The Jewish Holiday the Rabbis Hated
12.22.11
Who doesn’t love Hanukkah? Presents and fried potatoes, all conveniently timed to mitigate for Jewish children the pain that Santa does not love them.
But have you actually considered what a weird holiday Hanukkah is?
Eight days of festivities because ancient Jews discovered a cruse of unusually long-lasting oil? That’s supposed to rank as a miracle? Why not take a long weekend in August because the prophet Isaiah saved 15 percent on his car insurance?
Still, of all the Jewish holidays, Hanukkah may be the one with the most contemporary resonance. It tells a story of conflict over assimilation — of the struggle for Jewish national independence — and of the challenges faced by a Jewish state surrounded by enemies and supported by the world’s greatest military power. But to rediscover that highly relevant message, you have to scrape away a lot of potato-flavored schmaltz. Christmas is a holiday whose meaning has been superimposed over the centuries, with Nordic ritual (Yule logs, Druidic evergreen trees) overlaid upon the Roman holiday of Saturnalia. Hanukkah, by contrast, is a holiday whose meaning has been ripped away, as generations of rabbis sought to contain and suppress a story too upsetting and dangerous to fit conveniently into later Jewish tradition and practice.
More than a century before Christ, the little territory that is now Israel was subject to a powerful neighbor, an empire stretching from what is now Syria deep toward what is now Afghanistan. This empire was ruled by the descendants of one of the generals of Alexander the Great. In an effort to integrate their sprawling domain, these rulers demanded that the Jews practice some elements of Greek cults in their Temple worship.
These demands triggered internecine conflict among the Jews. Some thought it wise to obey. Some even thought the Jews had something to learn from their Greek-speaking neighbors. Others militantly rejected Greek customs and foreign rule. Disagreement led to assassination, repression, civil war, and ultimately outright rebellion. The rebels prevailed. The family that led the rebellion was nicknamed the Maccabees, and Hanukkah was the Independence Day of the kingdom they founded.
But when it came time, 500 years later, to codify Jewish ritual and practice, the Fourth of July aspect of Hanukkah got short shrift. From the perspective of the authors of the Talmud, the Maccabees were an inconvenient truth for three major reasons:
1) The Maccabees consolidated their power by assuming not only the kingship, but also the high priesthood. The rabbis strongly objected to this assertion of royal power — especially since the later members of the dynasty were notorious as anything but pious.
2) The Maccabee rebellion had inspired later Jewish insurrections against the Romans that ended in horrible disaster.
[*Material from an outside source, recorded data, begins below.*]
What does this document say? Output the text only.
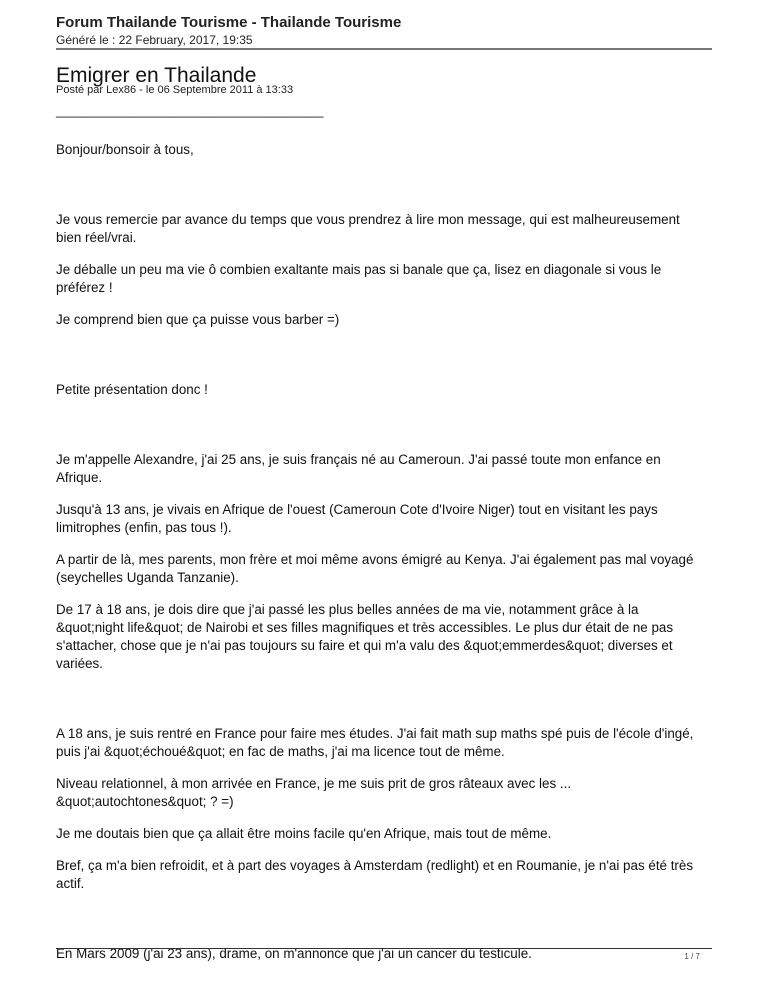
Forum Thailande Tourisme - Thailande Tourisme
Généré le : 22 February, 2017, 19:35
Emigrer en Thailande
Posté par Lex86 - le 06 Septembre 2011 à 13:33
_____________________________________

Bonjour/bonsoir à tous,

Je vous remercie par avance du temps que vous prendrez à lire mon message, qui est malheureusement bien réel/vrai.

Je déballe un peu ma vie ô combien exaltante mais pas si banale que ça, lisez en diagonale si vous le préférez !

Je comprend bien que ça puisse vous barber =)

Petite présentation donc !

Je m'appelle Alexandre, j'ai 25 ans, je suis français né au Cameroun. J'ai passé toute mon enfance en Afrique.

Jusqu'à 13 ans, je vivais en Afrique de l'ouest (Cameroun Cote d'Ivoire Niger) tout en visitant les pays limitrophes (enfin, pas tous !).

A partir de là, mes parents, mon frère et moi même avons émigré au Kenya. J'ai également pas mal voyagé (seychelles Uganda Tanzanie).

De 17 à 18 ans, je dois dire que j'ai passé les plus belles années de ma vie, notamment grâce à la &quot;night life&quot; de Nairobi et ses filles magnifiques et très accessibles. Le plus dur était de ne pas s'attacher, chose que je n'ai pas toujours su faire et qui m'a valu des &quot;emmerdes&quot; diverses et variées.

A 18 ans, je suis rentré en France pour faire mes études. J'ai fait math sup maths spé puis de l'école d'ingé, puis j'ai &quot;échoué&quot; en fac de maths, j'ai ma licence tout de même.

Niveau relationnel, à mon arrivée en France, je me suis prit de gros râteaux avec les ... &quot;autochtones&quot; ? =)

Je me doutais bien que ça allait être moins facile qu'en Afrique, mais tout de même.

Bref, ça m'a bien refroidit, et à part des voyages à Amsterdam (redlight) et en Roumanie, je n'ai pas été très actif.

En Mars 2009 (j'ai 23 ans), drame, on m'annonce que j'ai un cancer du testicule.	1 / 7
From this trauma, the rabbis derived a doctrine of submission to established authority — and a deep mistrust of the Maccabee example.
3) Most awkward of all, it was to these same brutal Romans that the Maccabees owed their ultimate success. Yes, they won some battles against their Greek-speaking overlords. But how was tiny Judaea to win a war against an empire? The answer: Make an alliance with a stronger empire, Rome. The new Jewish kingdom gained a Roman security guarantee. The eighth chapter of the First Book of Maccabees is a long encomium to Roman strength and trustworthiness. The Jewish-Roman relationship badly soured in the first Christian century, and by the time Jewish law was codified, the (now-Christian) Romans were regarded as the ultimate oppressors and persecutors of the Jewish people.
Hence the downplaying of Hanukkah the holiday — and the reorientation of the story to the crummy miracle of the lamp.
In our time, there exists again an independent Jewish state, again backed by a guarantee from the mightiest military power of the age. Again, Jews are divided between those who assimilate to majority culture and those who reject it. The Hanukkah holiday touches every central question of modern Jewish existence. It deserves a fuller telling — and a better celebration than a fried potato pancake.